Show stereotypes Asians
I was shocked and deeply disturbed to hear that DPAC has chosen to bring the Orientalist musical “Miss Saigon” to Durham.
From its original premiere, “Miss Saigon” has been met with protests from the Asian and Asian-American community about its problematic imperialist themes and perpetuation of Orientalist stereotypes. DPAC’s decision to nevertheless showcase it demonstrates either a shameful ignorance of the destructive history of Orientalist stereotyping, or a willful disregard for those of us for whom Orientalism is not a form of entertainment.
As an Asian-American woman myself, the objectification and stereotyping of Asian-American women as powerless sex objects, as depicted in this musical, is particularly familiar and noxious. I urge any who are unfamiliar to inform themselves about the historical roots of the harmful ideology and imagery this musical employs for entertainment value (a particularly accurate essay can be found on David Mura’s blog).
I hope DPAC will acknowledge their fault, cancel the shows, and refuse to allow such deeply hurtful and problematic ideology to be showcased for profit.
Heidi Sun Schreiber
Where can Sam stand best?
The UNC-CH campus has many parts, including some that are not contiguous with the main campus. In fact, it has a marine lab 175 miles from the main Chapel Hill campus.
Why can’t there be a branch of UNC-CH campus at a Civil War site such as Bennett Place, 12 miles away? Then, Silent Sam could move to that part of campus in memory of the soldiers who were actually camped at that location and also stand within the confines of North Carolina law.

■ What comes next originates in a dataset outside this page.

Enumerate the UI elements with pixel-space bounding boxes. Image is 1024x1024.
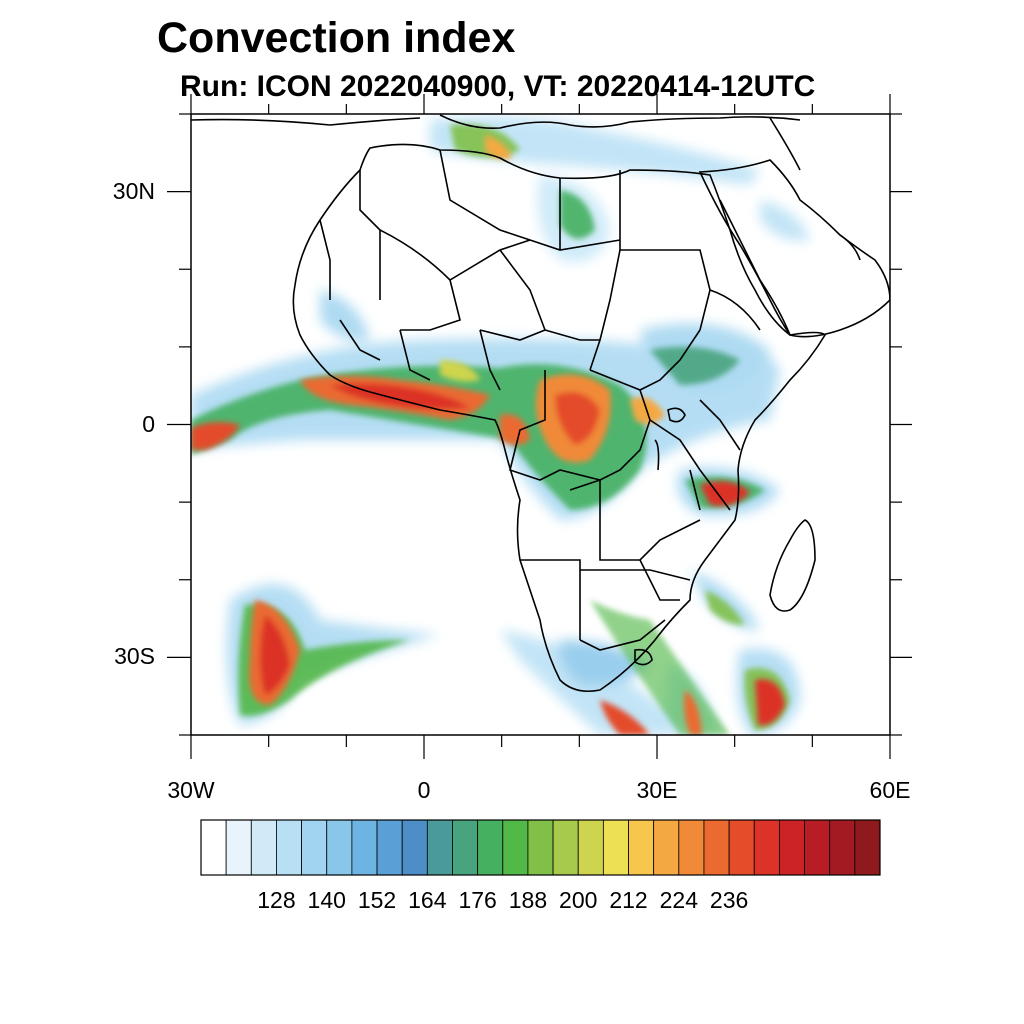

I am sure that a UNC-CH branch campus at Bennett Place could use a $5.3 million capital building investment and an increase of $800,000/year in operating budget.
Helping African children
Amina’s Gift will hold its second annual holiday market from noon to 4 p.m. Saturday, 15 at 52 Dogwood Acres Drive in Chapel Hill.
Since last year’s popular event, two more shipping containers have arrived filled with more African artworks, ranging in size from massive to handheld stone sculpture including stone bird baths, also wooden sculpture, home furnishings. and colorful beaded animal sculptures — imagine a herd of elephants, tower of giraffes, or dazzle of zebras in varying sizes!
All sales support Amina’s Gift (aminasgift.org/), which funds the medical and educational needs of African children.
Amina’s Gift was founded by Terrence Brayboy of Chapel Hill, a Lumbee Indian, who upon becoming an emergency department physician at Wake Med, began traveling to developing countries and collecting the art of indigenous people. He fell in love with the stone sculpture of Zimbabwe and the people in the villages where the art was created.
In such a village, he saw a shy little girl too frail to walk as he gifted children with shoes. He learned Amina was HIV-positive, but unable to receive free medication in a neighboring village due to lack of transportation. She died a few days later.
“Amina was the inspiration for me to seek a way to make sure the kids were able to get to school, to get shoes to wear, and to get to clinic if they needed care,” Brayboy said. The nonprofit NGO, Amina’s Gift, was started to honor her. Proceeds from the holiday gift sales last year and a 2018 spring sale have sponsored the educational needs of 62 children.
A book worth reading
I read a book that a lot of people should read. The book’s name is “Dear Martin.”
The main character gets shot, and his best friend is also shot and killed by police because he was driving with loud music. The cop was not in uniform and he pulled them over. They tried to turn the music down, and the police officer fired the gun at them.
People can learn from that in this world. For the cops: don’t play with people and pull someone over for loud some music when you’re off duty. For the people that are going read this: don’t ride with loud music.